Pho Pasteur is a nice Vietnamese restaurant located in The Garage in Harvard Square (there is also another location in Chinatown). They offer take-out, but I would recommend eating at the restaurant to get the full Pho experience. As you’re sitting there, admire the neat lights that look like night caps and try to make sense of the chopsticks while trying the variety of sauces on the table. The atmosphere is cozy enough that you can go with a bunch of friends on a Friday night or go for a special occasion.

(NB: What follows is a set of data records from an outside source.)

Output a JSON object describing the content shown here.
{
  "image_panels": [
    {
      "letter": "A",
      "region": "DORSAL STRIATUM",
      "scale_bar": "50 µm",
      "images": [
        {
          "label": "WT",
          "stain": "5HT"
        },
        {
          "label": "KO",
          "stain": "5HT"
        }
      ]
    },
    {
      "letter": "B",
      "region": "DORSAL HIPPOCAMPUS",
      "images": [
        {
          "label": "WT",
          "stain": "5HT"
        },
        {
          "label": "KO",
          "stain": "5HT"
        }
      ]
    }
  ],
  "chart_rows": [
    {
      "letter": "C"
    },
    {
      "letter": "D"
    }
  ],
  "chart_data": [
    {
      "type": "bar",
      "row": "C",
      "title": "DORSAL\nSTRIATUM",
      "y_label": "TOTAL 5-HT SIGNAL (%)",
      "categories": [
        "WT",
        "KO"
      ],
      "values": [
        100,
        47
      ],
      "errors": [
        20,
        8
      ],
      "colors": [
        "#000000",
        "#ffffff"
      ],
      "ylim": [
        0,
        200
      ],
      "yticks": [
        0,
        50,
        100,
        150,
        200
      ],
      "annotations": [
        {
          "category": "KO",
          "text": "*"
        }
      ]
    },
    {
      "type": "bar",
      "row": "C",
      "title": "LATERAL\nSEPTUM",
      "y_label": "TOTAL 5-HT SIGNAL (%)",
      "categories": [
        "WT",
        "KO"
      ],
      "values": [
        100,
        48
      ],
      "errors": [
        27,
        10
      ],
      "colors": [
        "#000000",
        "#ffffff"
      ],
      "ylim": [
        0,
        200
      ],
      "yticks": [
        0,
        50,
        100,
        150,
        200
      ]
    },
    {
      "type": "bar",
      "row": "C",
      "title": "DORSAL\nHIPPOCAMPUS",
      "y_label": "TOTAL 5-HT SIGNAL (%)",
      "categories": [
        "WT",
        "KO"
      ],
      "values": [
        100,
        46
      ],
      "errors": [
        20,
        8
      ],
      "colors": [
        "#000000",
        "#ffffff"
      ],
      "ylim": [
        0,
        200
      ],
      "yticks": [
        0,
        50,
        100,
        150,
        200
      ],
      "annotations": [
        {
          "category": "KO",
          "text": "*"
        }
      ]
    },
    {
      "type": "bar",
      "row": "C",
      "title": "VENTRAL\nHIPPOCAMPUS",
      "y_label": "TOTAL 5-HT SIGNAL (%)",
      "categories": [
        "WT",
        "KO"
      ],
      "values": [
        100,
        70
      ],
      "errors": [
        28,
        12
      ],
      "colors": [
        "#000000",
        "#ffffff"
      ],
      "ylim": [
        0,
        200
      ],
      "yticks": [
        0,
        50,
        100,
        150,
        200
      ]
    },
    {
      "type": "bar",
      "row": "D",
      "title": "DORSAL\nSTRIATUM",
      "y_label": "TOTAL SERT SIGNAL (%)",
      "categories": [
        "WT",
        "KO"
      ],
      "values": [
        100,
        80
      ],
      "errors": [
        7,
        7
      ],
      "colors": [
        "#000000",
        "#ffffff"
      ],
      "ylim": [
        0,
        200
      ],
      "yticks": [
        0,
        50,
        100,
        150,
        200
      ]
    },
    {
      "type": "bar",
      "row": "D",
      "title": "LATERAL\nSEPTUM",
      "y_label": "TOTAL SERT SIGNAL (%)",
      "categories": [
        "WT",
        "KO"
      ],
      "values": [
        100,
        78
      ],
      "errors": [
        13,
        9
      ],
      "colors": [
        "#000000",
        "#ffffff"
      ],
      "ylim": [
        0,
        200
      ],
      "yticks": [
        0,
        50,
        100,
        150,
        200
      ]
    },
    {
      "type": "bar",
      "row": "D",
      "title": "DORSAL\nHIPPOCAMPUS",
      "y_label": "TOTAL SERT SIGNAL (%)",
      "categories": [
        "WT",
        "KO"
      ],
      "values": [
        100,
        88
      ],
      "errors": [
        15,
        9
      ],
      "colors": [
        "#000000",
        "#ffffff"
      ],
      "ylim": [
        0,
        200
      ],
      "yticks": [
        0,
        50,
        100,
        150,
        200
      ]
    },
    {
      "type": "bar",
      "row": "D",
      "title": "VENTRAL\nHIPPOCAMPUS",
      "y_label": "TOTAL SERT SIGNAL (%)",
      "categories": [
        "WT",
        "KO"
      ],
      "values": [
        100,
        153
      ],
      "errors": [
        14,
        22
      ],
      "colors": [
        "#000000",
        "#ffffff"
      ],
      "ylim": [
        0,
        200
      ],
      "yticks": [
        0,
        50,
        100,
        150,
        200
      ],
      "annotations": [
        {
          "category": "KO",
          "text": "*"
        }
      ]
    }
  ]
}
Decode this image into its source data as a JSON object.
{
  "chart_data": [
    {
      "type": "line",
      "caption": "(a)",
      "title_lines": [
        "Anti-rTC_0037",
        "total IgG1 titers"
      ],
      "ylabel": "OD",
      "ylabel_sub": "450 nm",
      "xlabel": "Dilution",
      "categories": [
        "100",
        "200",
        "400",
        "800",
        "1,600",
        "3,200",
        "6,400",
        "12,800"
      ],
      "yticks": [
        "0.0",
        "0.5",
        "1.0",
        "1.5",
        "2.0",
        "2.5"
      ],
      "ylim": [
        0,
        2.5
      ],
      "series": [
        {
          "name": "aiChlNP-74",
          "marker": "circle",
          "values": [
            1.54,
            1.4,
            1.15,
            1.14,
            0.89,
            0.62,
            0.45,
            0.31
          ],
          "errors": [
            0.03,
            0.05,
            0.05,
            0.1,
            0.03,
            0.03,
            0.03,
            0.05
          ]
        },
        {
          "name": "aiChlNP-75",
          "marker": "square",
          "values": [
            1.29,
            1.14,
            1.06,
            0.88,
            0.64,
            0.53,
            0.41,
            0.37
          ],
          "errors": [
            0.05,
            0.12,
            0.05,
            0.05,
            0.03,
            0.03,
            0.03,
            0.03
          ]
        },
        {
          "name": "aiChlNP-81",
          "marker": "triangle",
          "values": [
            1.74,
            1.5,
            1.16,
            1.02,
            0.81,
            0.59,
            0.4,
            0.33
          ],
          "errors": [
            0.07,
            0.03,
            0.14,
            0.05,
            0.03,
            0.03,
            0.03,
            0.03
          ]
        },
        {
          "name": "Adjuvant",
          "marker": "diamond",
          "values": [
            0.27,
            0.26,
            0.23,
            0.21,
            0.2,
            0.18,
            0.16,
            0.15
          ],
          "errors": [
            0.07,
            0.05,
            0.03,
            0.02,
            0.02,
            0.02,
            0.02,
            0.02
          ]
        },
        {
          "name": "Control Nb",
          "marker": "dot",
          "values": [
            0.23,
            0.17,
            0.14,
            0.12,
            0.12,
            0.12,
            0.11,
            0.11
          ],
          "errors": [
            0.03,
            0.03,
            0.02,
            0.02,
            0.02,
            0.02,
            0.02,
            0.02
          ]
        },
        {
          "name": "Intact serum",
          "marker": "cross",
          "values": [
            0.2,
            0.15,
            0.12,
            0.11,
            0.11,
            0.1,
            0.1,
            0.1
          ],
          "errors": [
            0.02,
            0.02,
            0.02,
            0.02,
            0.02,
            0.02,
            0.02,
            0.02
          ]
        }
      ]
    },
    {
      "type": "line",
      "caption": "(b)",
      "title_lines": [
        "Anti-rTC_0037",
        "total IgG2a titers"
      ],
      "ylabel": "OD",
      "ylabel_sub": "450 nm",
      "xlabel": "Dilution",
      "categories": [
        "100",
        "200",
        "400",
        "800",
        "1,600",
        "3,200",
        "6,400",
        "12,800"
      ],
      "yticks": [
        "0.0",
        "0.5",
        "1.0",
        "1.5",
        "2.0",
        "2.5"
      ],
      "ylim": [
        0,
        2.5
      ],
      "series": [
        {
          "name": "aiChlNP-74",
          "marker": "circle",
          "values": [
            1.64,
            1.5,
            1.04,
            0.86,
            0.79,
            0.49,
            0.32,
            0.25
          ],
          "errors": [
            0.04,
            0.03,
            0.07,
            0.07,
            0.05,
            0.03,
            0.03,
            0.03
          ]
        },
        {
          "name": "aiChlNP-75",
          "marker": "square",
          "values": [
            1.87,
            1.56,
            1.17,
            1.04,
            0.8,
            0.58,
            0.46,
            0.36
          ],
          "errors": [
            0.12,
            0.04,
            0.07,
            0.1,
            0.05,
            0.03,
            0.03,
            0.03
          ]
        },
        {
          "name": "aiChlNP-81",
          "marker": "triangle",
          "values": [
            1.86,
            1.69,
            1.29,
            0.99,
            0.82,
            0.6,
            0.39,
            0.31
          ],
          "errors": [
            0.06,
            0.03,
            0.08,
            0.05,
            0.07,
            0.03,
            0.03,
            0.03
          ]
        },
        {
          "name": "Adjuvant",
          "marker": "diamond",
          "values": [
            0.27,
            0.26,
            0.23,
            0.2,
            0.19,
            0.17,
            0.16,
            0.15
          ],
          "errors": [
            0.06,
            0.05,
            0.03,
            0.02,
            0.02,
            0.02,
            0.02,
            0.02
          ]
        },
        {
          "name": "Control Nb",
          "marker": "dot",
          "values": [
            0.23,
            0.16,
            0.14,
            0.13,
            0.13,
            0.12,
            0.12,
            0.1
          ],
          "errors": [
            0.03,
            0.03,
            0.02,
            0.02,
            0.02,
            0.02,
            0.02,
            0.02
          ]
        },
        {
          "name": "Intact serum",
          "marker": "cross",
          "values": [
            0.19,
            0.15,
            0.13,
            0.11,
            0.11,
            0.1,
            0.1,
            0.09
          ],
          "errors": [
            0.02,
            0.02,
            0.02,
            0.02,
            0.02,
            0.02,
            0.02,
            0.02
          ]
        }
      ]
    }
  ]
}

The best part about Pho Pasteur is that it is relatively cheap compared to many other restaurants in Harvard Square. They offer a wide range of menu items, like Pho (hot noodle soups), cold noodle dishes, salads, and a variety of other mouthwatering entrÉes. If it’s your first time, I would recommend ordering the Goi Cuon, or fresh spring rolls ($3.95) and a bowl of Pho (prices range from $4.95 to $6.25 for a piping hot bowl of noodles in your choice of soup base). But most importantly, experiment, try things you haven’t tried before, and have fun!

Fire and Ice

50 Church Street

(617) 547-9007

This restaurant is unique in that it really has no distinct cultural background whatsoever for its food. I don’t recommend this restaurant if you are branching out to try authentic ethnic dishes, but it is a fun place, especially if you are going with a big group of people.

Fire and Ice is set up so that they have buffet-type bars stocked with raw meats and vegetables for you to put in your own custom-made meal. Then, you pick a sauce from a wide variety of sauces they offer. There is a big circular griddle in the center of the restaurant where the servers cook everyone’s dishes of raw meats, vegetables, and sauces. (If you are a vegetarian, you can ask specifically to have your dish cooked separately so that it will not get contaminated with meat.)

The best part is that you can go back for more food as many times as you want, and they also have a salad bar. However, that bad part is that your clothes smell afterwards, and the food is not all that well done, since it is mass produced. The last time I went, my roommate had burnt chunks in her meal, while mine didn’t seem to be cooked all the way. You should go to Fire and Ice for the fun of taking part in the cooking process, not the end result. It is also a bit pricey (it is $13.75 for all entrÉes).